Le cinquième rêve

Au début, le Grand Esprit dormait dans le rien.
Son sommeil durait depuis l’éternité.
Et puis soudain, nul ne sait pourquoi, dans la nuit, il fit un rêve.
En lui gonfla un immense désir…

Et il rêva de la lumière.
Ce fut le premier rêve. La toute première route.

Longtemps, la lumière chercha son accomplissement, son extase.
Quand finalement elle trouva, elle vit que c’était la transparence.
Et la transparence régna.

Mais voilà qu’à son tour,
ayant exploré tous les jeux de couleurs qu’elle pouvait imaginer,
la transparence s’emplit du désir d’autre chose.
A son tour elle fit un rêve.
Elle qui était si légère, elle rêva d’être lourde.

Alors apparut le caillou.
Et ce fut le deuxième rêve. La deuxème route.

Longtemps, le caillou chercha son extase, son accomplissement.
Quand finalement il le trouva, il vit que c’était le cristal.
Et le cristal régna.

Mais à son tour, ayant exploré
tous les jeux lumineux de ses aiguilles de verre,
le cristal s’emplit du désir d’autre chose, qui le dépasserait.
A son tour, il se mit à rêver.
Lui qui était si solennel, si droit, si dur,
il rêva de tendresse, de souplesse et de fragilité.

Alors apparut la fleur.
Et ce fut le troisième rêve, la troisième route.

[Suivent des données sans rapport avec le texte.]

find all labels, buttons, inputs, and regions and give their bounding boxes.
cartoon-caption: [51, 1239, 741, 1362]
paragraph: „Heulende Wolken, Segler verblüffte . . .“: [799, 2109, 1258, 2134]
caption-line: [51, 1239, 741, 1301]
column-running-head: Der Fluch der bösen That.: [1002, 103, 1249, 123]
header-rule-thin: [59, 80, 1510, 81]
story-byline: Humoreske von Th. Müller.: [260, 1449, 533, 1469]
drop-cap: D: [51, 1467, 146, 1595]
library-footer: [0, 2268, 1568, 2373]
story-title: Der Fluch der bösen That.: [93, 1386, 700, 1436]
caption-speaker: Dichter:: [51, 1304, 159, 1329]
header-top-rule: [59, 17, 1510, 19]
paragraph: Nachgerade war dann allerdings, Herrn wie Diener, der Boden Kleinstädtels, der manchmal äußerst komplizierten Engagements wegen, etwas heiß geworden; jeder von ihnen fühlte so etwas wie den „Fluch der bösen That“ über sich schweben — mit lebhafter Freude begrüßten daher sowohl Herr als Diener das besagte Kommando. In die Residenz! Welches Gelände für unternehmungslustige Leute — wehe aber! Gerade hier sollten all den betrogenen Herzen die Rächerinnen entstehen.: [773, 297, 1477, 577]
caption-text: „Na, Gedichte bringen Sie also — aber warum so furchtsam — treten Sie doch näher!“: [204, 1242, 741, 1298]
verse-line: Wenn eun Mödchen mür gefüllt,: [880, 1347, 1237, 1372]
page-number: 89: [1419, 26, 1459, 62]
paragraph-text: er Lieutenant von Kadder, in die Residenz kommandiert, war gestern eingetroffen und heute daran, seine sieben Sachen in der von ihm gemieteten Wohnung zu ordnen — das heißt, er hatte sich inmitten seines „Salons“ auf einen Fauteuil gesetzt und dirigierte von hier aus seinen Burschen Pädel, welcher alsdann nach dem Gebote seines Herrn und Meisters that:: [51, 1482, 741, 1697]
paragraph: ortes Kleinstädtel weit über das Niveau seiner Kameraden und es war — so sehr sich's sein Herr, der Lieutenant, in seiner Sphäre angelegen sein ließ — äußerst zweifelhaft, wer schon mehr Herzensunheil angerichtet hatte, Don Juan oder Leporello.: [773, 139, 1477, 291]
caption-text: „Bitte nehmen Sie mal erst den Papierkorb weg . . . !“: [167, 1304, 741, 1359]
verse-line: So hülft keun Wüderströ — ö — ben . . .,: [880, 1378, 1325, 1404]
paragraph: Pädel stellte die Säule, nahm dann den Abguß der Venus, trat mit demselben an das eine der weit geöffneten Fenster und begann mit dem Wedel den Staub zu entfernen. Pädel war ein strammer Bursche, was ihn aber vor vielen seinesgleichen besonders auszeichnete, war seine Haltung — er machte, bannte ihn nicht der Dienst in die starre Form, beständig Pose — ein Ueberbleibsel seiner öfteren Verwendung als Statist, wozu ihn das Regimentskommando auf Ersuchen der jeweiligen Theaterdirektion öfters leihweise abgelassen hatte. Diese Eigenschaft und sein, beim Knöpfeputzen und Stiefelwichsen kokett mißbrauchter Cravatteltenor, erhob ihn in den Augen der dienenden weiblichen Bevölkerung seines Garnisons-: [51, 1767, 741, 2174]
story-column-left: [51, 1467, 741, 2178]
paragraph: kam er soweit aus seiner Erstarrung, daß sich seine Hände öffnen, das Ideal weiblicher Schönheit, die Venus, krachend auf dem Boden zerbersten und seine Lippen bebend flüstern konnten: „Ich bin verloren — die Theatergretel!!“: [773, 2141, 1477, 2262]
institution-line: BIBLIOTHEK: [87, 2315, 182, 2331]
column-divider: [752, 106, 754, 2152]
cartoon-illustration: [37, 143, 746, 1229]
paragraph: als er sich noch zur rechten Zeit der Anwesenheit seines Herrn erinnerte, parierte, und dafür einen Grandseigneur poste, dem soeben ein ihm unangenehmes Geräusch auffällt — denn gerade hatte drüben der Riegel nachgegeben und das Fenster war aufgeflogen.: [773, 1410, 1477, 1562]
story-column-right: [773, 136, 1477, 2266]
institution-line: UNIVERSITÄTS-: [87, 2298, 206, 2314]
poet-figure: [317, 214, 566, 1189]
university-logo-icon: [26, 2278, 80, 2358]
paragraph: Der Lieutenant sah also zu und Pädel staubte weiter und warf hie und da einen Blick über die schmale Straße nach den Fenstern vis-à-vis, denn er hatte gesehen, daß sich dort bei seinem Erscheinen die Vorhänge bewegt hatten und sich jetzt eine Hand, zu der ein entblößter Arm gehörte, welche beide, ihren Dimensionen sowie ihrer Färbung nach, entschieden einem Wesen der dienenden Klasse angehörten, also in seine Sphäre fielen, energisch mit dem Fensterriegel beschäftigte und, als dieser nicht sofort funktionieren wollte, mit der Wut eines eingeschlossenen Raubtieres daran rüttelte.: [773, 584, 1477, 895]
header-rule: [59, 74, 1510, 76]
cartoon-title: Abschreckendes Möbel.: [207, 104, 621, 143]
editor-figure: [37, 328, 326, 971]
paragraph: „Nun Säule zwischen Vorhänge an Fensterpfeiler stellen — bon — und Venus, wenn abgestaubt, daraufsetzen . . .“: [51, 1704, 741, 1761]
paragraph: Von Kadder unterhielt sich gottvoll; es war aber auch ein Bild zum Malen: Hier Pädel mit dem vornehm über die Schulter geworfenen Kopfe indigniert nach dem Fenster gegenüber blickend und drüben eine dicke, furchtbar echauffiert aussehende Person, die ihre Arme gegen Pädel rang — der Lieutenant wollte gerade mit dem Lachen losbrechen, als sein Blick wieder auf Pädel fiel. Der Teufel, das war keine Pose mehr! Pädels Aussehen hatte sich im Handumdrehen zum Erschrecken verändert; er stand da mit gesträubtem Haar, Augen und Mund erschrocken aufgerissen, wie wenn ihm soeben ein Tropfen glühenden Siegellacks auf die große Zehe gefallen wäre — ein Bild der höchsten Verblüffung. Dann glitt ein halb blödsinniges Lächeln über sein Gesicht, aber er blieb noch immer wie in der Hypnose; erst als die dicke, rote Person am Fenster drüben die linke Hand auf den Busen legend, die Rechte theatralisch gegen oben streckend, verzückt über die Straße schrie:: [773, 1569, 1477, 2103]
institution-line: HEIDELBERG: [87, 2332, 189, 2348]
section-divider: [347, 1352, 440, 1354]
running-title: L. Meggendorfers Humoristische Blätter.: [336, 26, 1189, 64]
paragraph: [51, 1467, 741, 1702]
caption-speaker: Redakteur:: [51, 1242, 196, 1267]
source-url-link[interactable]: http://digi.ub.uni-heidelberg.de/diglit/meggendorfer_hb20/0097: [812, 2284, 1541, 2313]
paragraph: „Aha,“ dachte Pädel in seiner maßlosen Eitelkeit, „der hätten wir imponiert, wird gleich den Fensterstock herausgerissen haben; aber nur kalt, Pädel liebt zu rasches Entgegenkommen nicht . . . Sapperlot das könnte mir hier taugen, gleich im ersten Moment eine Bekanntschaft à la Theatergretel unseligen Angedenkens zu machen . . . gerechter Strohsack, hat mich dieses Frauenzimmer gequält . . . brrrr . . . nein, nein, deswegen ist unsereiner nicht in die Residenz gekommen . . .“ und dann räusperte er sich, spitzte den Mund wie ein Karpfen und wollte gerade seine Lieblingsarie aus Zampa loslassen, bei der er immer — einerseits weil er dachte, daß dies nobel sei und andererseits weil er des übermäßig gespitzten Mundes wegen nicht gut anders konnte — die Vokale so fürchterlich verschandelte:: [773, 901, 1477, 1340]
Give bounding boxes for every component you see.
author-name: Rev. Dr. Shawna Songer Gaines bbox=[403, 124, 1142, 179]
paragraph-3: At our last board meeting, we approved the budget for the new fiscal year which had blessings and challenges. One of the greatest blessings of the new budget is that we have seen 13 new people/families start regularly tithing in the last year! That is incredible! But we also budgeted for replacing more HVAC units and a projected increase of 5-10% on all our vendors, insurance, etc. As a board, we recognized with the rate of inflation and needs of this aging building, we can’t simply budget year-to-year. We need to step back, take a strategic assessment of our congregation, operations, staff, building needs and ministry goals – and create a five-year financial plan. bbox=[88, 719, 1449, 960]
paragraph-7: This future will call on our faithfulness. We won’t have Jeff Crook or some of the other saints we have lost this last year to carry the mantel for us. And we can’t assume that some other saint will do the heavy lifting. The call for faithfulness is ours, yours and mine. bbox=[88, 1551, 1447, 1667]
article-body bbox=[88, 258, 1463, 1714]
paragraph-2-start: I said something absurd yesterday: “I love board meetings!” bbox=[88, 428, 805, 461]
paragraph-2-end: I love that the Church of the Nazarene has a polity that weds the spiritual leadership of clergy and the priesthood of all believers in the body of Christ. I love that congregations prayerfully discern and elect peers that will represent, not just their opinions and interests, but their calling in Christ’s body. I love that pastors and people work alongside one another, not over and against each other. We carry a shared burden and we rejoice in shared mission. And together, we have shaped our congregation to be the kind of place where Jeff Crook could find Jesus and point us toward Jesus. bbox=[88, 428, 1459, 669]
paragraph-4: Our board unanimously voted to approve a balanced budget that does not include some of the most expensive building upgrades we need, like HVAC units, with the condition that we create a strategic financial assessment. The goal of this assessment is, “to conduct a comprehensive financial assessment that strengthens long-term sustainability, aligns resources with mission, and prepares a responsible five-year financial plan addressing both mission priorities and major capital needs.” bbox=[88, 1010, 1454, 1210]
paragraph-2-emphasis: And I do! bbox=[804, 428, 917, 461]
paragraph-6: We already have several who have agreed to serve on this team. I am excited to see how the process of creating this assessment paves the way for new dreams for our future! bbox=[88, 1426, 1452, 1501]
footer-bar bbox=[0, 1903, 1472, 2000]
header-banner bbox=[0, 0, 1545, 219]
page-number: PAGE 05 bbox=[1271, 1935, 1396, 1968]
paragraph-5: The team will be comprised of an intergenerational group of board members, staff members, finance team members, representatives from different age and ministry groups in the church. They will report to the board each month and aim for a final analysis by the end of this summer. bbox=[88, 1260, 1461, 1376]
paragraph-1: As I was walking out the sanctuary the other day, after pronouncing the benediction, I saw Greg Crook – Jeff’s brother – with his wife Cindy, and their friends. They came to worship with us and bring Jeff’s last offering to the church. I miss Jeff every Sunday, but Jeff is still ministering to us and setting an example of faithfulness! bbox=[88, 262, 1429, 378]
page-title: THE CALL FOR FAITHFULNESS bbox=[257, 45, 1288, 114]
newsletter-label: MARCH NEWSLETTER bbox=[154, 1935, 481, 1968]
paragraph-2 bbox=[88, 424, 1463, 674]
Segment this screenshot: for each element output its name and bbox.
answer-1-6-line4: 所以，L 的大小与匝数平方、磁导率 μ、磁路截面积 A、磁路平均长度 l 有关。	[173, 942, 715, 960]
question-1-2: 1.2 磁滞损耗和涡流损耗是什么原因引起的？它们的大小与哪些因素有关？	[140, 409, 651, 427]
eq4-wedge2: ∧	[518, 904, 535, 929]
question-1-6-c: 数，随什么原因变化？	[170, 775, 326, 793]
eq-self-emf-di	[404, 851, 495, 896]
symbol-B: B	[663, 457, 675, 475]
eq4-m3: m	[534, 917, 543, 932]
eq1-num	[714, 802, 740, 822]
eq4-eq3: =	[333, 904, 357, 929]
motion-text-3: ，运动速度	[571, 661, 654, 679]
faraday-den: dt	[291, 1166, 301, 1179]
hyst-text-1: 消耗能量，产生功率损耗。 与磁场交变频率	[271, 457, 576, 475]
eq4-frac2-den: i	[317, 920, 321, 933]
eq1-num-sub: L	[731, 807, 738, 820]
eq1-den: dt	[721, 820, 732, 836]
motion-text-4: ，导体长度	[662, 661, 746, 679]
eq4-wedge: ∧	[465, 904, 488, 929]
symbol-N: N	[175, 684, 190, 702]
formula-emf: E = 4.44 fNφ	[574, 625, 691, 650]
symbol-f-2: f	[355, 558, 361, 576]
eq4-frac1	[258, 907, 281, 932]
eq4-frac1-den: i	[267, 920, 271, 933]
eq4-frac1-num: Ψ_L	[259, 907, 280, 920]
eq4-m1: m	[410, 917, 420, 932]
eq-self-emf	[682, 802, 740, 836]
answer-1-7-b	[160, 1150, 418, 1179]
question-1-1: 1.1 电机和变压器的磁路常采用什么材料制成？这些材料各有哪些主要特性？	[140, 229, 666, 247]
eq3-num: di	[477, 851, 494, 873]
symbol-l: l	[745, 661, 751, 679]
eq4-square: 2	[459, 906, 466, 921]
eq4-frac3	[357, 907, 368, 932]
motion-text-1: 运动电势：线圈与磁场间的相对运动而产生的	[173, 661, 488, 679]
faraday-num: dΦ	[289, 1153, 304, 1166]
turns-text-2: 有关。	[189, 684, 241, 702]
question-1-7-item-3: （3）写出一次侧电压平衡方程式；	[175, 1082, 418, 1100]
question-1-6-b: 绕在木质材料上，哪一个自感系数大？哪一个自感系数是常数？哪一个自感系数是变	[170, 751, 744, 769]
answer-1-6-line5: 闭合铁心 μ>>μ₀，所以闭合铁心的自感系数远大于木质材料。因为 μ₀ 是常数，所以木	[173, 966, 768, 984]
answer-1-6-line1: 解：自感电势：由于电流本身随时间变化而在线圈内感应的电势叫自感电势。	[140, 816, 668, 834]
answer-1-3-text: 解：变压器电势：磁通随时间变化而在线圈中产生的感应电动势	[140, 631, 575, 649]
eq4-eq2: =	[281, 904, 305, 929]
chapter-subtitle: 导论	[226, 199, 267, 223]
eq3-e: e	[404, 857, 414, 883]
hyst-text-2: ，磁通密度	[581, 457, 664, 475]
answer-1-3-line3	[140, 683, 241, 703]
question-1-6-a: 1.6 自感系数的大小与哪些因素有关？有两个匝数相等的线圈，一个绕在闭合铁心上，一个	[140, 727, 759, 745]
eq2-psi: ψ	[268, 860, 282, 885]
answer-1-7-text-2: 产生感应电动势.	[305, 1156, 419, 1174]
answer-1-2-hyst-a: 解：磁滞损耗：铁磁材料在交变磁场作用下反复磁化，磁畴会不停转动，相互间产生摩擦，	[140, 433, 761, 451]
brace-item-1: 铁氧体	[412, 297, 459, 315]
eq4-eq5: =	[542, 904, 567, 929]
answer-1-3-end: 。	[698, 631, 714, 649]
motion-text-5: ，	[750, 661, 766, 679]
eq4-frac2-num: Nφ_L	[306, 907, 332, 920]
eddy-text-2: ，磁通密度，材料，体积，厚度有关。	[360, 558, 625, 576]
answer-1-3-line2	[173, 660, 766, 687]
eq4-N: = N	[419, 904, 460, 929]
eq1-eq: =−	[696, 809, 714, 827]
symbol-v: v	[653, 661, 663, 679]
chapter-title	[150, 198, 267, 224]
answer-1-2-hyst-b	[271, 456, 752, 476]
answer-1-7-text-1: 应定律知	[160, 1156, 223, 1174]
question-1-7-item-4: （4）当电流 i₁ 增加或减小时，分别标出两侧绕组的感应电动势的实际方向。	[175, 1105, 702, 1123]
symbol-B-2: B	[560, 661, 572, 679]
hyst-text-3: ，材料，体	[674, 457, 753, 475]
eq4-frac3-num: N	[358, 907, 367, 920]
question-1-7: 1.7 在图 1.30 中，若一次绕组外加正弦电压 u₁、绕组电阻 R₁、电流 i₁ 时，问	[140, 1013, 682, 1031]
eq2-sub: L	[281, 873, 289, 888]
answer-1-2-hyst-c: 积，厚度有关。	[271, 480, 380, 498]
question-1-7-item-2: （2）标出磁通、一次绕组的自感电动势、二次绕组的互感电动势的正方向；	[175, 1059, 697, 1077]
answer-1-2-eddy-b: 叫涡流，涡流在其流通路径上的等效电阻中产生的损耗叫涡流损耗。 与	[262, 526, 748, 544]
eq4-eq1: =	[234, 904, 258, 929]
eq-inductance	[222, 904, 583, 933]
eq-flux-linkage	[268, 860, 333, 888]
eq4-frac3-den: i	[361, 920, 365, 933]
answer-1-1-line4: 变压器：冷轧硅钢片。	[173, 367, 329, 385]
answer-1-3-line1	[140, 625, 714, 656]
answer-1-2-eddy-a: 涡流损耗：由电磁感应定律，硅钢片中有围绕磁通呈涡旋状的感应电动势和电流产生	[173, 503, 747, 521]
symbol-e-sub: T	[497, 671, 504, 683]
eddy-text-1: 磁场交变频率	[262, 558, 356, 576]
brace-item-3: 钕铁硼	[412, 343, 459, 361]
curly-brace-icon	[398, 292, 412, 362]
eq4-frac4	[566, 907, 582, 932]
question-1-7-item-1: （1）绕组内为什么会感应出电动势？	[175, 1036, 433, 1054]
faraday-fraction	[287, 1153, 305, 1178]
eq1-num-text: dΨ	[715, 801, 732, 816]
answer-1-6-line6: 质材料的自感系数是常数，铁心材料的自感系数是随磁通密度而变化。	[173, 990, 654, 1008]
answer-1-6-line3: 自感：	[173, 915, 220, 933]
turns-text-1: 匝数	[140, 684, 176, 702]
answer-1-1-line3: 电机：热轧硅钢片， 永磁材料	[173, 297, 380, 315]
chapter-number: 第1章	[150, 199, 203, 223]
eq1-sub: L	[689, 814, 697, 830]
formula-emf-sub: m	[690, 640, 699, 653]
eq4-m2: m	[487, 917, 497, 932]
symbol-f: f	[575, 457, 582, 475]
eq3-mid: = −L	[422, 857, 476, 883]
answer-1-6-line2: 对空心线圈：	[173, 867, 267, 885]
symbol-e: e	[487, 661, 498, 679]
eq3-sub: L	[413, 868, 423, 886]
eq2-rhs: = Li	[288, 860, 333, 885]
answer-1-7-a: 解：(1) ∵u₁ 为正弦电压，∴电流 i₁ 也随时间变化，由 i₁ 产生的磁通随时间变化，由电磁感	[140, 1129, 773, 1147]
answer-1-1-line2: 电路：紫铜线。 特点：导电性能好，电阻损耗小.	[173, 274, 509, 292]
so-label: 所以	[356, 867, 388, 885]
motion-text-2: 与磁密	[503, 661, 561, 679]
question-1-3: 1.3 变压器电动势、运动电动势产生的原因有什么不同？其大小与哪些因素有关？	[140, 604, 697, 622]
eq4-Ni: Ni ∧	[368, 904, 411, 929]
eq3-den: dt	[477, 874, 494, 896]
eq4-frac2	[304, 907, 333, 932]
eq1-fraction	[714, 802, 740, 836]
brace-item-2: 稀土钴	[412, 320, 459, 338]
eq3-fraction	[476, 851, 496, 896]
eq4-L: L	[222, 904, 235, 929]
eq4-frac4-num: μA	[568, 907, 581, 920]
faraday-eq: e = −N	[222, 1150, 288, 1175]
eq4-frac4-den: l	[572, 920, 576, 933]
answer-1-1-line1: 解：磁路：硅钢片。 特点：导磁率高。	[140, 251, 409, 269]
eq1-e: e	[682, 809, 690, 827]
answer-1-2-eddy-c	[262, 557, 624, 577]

Longtemps, la fleur, ce sexe de parfum, chercha son accomplissement, son extase.
Quand enfin elle trouva, elle vit que c’était l’arbre.
Et l’arbre régna sur le monde.

Mais vous connaissez les arbres. On ne trouve pas plus rêveurs qu’eux
(ne vous amusez pas à pénétrer dans une forêt qui fait un cauchemar). L’arbre, à son tour, fit un rêve.
Lui qui était si ancré à la terre,
il rêva de parcourir librement, follement, de vagabonder au travers d’elle.

Alors apparut le ver de terre.
Et ce fut le quatrième rêve. La quatrième route.

Longtemps, le ver de terre chercha son accomplissement, son extase.
Dans sa quête, il prit tour à tour
la forme du porc-épic, de l’aigle, du puma, du serpent à sonnette.
Longtemps, il tâtonna.

Et puis un beau jour, dans une immense éclaboussure…
Au beau milieu de l’océan, un être très étrange surgit,
en qui toutes les bêtes de la terre trouvèrent leur accomplissement,
et ils virent que c’était la baleine.

Longtemps cette montagne de musique régna sur le monde.
Et tout aurait dû en rester là, car c’était très beau.

Seulement voilà …
Après avoir chanté pendant des lunes et des lunes,
la baleine, à son tour, ne put s’empêcher de s’emplir d’un désir fou.
Elle qui vivait fondue dans le monde, elle rêva de s’en détacher.

Alors, brusquement nous sommes apparus, nous les hommes.

Car nous sommes
le cinquième rêve, la cinquième route,
en marche vers le cinquième accomplissement, la cinquème extase.

Si nous voulons trouver notre propre accomplissement, notre propre extase,
et passer peut-être à la suite du jeu,
il nous faut écouter et respecter, comprendre
la lumière, le cristal, l’arbre et la baleine.

Faites très attention, car :

Dans la moindre couleur, toute la lumière est enfouie
Dans tout caillou du bord du chemin, il y a un cristal qui dort
Dans le plus petit brin d’herbe, sommeille un baobab
Et dans tout ver de terre, se cache une baleine

Quant à nous,
nous ne sommes pas le plus bel animal,
nous sommes le rêve de l’animal.
Et ce rêve est encore inaccompli.

Que se passerait-il si nous éliminions
la dernière baleine qui est en train
de nous rêver ?

« Le cinquième rêve » est une légende amérindienne, rapportée dans le livre éponyme de Patrice van Eersel. Je l’ai découverte il y a quelques jours sur le blog de notre ami Antiochus, qui m’a aimablement encouragée à le diffuser ici.

La première photo est de moi, la seconde d’Anti.

5 Replies to “Le cinquième rêve”

  1. voiedoree Post author

    Confirmation de ce que j’ai toujours pensé…..

    très profond

    « nous sommes le rêve de l’animal »

    oui, non encore accompli mais ce temps est proche…

    voie prophétée

  2. ramses Post author

    Très beaux, ces rêves…

    Espérons que le 6ème sera encore plus beau, concentrant les 5 premiers pour les réconcilier.

  3. Sapotille Post author

    Une parole du Mahatma Gandhi:

    « On peut évaluer le degré de civilisation d’un peuple à sa façon de considérer les animaux ».